Today, three additional co-ops contribute funds towards the program: Seward Co-op Grocery & Deli, Valley Natural Foods, and Linden Hills Co-op. The five co-ops make up eighty-five percent of Midwest Food Connection’s annual budget through a combination of direct funding and in-store credit.
Each of the five co-ops nominates neighboring elementary schools to receive free lessons. Koester or another of Midwest Food Connection’s three certified teachers visits classrooms presenting seasonal lessons. Sometimes they bring camping cook stoves and produce a stir-fry before the kids’ eyes. Other times they bring seeds and tools and get the students outside.
“We’re really helping the co-ops to maintain the seven co-op principles, especially education and concern for community,” says Koester. “Sometimes a kid decides she wants to visit a co-op after we’ve been to her class, but that’s not our main goal.”
Nurturing curiosity about food is Koester’s goal for his class visits. According to Chad Martin, a second grade teacher at Northrop Urban Environmental Learning Center, part of the Minneapolis Public School District, he’s a big success. “Kids try things for Uli that they won’t try for their moms and dads,” he says.

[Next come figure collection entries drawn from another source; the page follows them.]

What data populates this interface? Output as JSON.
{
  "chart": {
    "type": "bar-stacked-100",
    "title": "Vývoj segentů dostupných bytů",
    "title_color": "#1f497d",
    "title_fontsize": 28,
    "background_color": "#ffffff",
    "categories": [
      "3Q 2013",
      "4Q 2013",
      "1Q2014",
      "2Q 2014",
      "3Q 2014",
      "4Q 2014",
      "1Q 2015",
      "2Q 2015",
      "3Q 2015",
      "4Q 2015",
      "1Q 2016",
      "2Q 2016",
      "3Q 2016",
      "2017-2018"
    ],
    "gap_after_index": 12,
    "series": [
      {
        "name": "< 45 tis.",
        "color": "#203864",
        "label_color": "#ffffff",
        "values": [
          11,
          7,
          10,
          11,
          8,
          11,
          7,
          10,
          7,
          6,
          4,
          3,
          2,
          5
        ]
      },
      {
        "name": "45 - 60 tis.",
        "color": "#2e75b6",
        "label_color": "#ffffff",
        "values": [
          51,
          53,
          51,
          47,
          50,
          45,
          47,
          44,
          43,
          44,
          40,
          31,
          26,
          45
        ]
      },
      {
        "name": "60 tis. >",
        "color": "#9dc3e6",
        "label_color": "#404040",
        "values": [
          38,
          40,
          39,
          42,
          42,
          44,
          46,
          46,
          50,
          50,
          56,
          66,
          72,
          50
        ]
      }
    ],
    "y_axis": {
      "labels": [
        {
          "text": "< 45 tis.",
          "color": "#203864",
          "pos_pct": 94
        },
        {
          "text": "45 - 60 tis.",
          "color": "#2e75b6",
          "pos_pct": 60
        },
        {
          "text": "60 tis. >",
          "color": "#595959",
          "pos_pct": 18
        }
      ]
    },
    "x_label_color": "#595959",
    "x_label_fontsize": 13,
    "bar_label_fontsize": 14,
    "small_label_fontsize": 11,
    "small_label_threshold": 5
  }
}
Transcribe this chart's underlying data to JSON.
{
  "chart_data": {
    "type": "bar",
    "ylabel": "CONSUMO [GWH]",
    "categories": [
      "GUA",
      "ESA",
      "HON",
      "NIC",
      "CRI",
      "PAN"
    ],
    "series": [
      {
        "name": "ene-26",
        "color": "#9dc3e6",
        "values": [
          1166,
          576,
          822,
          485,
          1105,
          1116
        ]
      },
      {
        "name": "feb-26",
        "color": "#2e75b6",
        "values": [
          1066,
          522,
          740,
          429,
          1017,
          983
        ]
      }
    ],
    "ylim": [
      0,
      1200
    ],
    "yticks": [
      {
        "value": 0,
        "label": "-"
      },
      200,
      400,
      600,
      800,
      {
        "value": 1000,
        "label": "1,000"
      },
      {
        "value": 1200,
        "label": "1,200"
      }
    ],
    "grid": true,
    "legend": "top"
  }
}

Martin has watched as every kid in his class sampled a turnip and tried to guess what it was – a cross between a carrot and potato was the group’s decision. “And they were in shock and awe that you could eat the leafy part of the plant!” he adds.
Students are always delighted to eat things that came from Minnesota. Local foods, including wild rice and kale, are part of the fall curriculum.
This year, Martin’s school and several others are getting a chance to eat food even closer to home through school gardens that Midwest Food Connection has started. They are redesigning the curriculum so that more time in the fall and spring are spent outside planting, harvesting, and learning about soil and insects.
On a recent fall day, for instance, Koester took a class on a scavenger hunt to find salad makings. They picked carrots, bok choy, mustard greens, and tomatoes, and then added these veggies to some greens provided by one of the co-ops. There wasn’t any rutabaga, but the kids’ delight in their creation was just as high. “I hope when I get to Heaven,” one boy declared, “this is the first thing I get to eat!”